Michael Keevak is a professor at the National Taiwan University who, after his first book, Sexual Shakespeare (reviewed in the Jan. 27, 2002, edition of the Taipei Times), has published books on China and Taiwan-related topics. His new one, Becoming Yellow, is his best to date. It’s an investigation into how East Asians, in particular Chinese and Japanese, came to be perceived as having, to a greater or lesser degree, yellow skin.
It’s an interesting question because, if you think about it for only a moment, it’s clear there’s not the slightest degree of truth in the description.
And that was how Westerners viewed East Asians back in the 18th century, when contact between Europe and Asia first became extensive. The Chinese in particular were then considered simply as white. Of course no people are really white, in the same way that no people are really black, but the term was being applied to Europeans, and the inhabitants of China were considered as of a comparable coloring. So what changed?
The answer is that the West became seized by a compulsion to categorize the inhabitants of the globe into broadly conceived racial groups, and white became reserved for the Europeans who were at that time engaged in a comprehensive exercise in colonization. The people they colonized, therefore, couldn’t be the same as the Europeans were; they had to be different. Whites were destined, so the Europeans managed to convince themselves, to rule the world, and so the people they were destined to rule over had to be something else. Black for Africans and brown for Indians fitted easily enough into this system, but East Asians posed a more difficult problem. When someone came up with the bizarre color yellow, combined with the idea of a widely-dispersed Mongolian race, the twin concepts were welcomed with open arms.
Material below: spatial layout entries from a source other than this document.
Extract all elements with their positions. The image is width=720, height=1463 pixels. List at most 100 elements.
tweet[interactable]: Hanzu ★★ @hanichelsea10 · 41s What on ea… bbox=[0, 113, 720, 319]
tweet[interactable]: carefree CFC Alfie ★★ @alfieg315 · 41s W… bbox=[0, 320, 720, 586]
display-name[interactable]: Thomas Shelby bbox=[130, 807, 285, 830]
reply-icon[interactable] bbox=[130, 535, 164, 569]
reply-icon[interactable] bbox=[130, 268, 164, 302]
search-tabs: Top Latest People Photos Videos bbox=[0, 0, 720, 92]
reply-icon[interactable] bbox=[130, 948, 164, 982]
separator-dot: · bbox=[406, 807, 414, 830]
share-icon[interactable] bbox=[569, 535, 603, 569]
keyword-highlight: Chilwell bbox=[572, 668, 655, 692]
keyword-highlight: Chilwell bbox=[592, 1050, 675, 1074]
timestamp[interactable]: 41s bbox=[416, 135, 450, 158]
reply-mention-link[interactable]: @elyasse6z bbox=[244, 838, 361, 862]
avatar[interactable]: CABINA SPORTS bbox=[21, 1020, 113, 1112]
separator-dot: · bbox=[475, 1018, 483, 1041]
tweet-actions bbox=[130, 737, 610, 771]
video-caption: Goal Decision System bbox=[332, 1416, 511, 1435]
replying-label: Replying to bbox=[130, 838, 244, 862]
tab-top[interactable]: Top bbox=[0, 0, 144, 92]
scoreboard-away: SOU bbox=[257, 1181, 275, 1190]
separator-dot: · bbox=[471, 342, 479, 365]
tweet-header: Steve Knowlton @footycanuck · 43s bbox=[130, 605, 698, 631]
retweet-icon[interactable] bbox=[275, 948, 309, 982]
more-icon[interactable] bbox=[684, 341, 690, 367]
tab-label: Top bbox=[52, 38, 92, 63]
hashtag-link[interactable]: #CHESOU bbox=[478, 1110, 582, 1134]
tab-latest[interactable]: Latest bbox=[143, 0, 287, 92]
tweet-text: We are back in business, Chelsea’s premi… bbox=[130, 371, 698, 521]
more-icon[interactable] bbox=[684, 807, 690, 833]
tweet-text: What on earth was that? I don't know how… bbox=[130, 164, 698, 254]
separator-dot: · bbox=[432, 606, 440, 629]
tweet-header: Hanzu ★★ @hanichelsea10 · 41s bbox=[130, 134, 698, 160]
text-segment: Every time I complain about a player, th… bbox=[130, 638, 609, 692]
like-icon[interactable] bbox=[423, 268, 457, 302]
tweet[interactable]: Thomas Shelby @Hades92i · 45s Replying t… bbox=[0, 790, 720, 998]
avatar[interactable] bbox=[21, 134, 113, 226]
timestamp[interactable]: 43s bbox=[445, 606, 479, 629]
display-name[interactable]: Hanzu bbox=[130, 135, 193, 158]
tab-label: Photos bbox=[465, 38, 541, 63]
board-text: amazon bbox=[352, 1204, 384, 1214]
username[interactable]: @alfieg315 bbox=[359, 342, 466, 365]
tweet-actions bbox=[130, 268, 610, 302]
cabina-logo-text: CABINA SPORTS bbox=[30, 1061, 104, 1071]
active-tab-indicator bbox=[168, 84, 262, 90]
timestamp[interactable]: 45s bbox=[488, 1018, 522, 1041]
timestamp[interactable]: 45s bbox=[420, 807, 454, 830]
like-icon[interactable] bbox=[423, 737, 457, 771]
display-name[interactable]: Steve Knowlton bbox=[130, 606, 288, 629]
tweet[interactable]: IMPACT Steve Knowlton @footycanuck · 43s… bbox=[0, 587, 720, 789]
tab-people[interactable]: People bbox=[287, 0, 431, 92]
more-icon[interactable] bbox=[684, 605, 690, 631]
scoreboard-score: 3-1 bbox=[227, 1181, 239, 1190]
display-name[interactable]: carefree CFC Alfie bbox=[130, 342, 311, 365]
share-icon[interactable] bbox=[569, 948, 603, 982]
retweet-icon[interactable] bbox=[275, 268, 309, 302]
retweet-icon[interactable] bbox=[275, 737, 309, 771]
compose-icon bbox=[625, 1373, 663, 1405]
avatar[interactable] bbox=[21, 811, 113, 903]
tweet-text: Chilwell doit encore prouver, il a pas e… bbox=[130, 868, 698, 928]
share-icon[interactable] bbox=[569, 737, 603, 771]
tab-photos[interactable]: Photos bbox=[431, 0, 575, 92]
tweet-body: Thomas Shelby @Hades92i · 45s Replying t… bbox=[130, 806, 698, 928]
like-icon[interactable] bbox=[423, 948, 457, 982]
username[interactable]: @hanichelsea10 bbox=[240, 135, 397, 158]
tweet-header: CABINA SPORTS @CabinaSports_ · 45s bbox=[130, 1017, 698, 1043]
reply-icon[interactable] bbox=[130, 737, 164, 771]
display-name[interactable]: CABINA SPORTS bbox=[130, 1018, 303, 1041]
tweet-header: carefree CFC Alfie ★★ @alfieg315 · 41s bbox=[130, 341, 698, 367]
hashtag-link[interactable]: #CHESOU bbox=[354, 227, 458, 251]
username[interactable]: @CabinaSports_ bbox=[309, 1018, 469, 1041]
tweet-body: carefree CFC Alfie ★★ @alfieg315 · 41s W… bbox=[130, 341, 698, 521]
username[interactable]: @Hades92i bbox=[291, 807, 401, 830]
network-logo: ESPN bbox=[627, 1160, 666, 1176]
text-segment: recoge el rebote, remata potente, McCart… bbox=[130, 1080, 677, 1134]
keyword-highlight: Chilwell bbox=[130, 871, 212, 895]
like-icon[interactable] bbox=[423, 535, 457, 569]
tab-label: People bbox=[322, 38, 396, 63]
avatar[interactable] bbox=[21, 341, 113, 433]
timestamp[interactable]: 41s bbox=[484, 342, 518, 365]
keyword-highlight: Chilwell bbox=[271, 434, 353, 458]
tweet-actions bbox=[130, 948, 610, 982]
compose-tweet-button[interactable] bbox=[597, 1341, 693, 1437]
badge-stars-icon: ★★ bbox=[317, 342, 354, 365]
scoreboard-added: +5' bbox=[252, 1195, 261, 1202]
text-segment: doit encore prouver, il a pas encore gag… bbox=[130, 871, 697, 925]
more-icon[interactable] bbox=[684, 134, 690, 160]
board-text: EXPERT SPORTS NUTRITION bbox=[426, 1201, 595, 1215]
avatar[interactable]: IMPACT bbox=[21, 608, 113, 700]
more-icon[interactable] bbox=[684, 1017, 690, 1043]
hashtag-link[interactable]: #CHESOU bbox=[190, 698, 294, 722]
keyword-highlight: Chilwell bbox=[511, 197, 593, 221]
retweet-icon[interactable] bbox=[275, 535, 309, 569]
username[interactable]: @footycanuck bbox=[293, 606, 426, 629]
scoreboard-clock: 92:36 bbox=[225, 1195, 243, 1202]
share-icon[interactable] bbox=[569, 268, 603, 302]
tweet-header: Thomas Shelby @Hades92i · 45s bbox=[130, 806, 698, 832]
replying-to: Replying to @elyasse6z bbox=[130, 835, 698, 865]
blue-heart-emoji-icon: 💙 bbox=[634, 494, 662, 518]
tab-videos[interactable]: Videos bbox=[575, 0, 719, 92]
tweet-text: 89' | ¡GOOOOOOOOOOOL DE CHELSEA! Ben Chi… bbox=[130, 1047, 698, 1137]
Keevak is always anxious to maintain that there was nothing neutral about this process. Yellow had some negative implications in the West — to be yellow could mean you were cowardly, and yellow journalism meant sensational, unethical journalism. But that was all right as far as the Europeans were concerned, because there always has to be some supposed justification for acts of domination and war, and the perceived yellowness of East Asians fit the bill.
And then, at the end of the 19th century, a neat little alliteration allowed for the emergence of the phrase “the yellow peril,” meaning the threat that the Chinese and Japanese would migrate to the US in such vast numbers that Anglo-Saxon civilization would be overwhelmed. Chinese workers in California following on the Gold Rush, and staying to work on railroad construction at lower rates of pay than the locals, only added fuel to the fire, resulting in the Chinese Exclusion Act of 1882 that wasn’t repealed until 1943.
What kind of book, then, is Becoming Yellow? It’s a tightly-focused look at a narrowly-defined topic, with the period of inquiry from the 17th to the 19th centuries, and representations of yellowness in novels and films specifically excluded. Scare-quotes abound — in one chapter alone I counted 107 instances of single words or two-word phrases placed in quotation marks. Why is this? In some cases they indicate a very short quotation, but it’s obviously most frequently because Keevak wants to distance himself from the racist expressions he so often encounters. It’s a distinguishing characteristic nonetheless, and could be seen to suggest that the author wants to hold at arms’ length whole swathes of past thought and reasoning that don’t accord with modern sensibilities.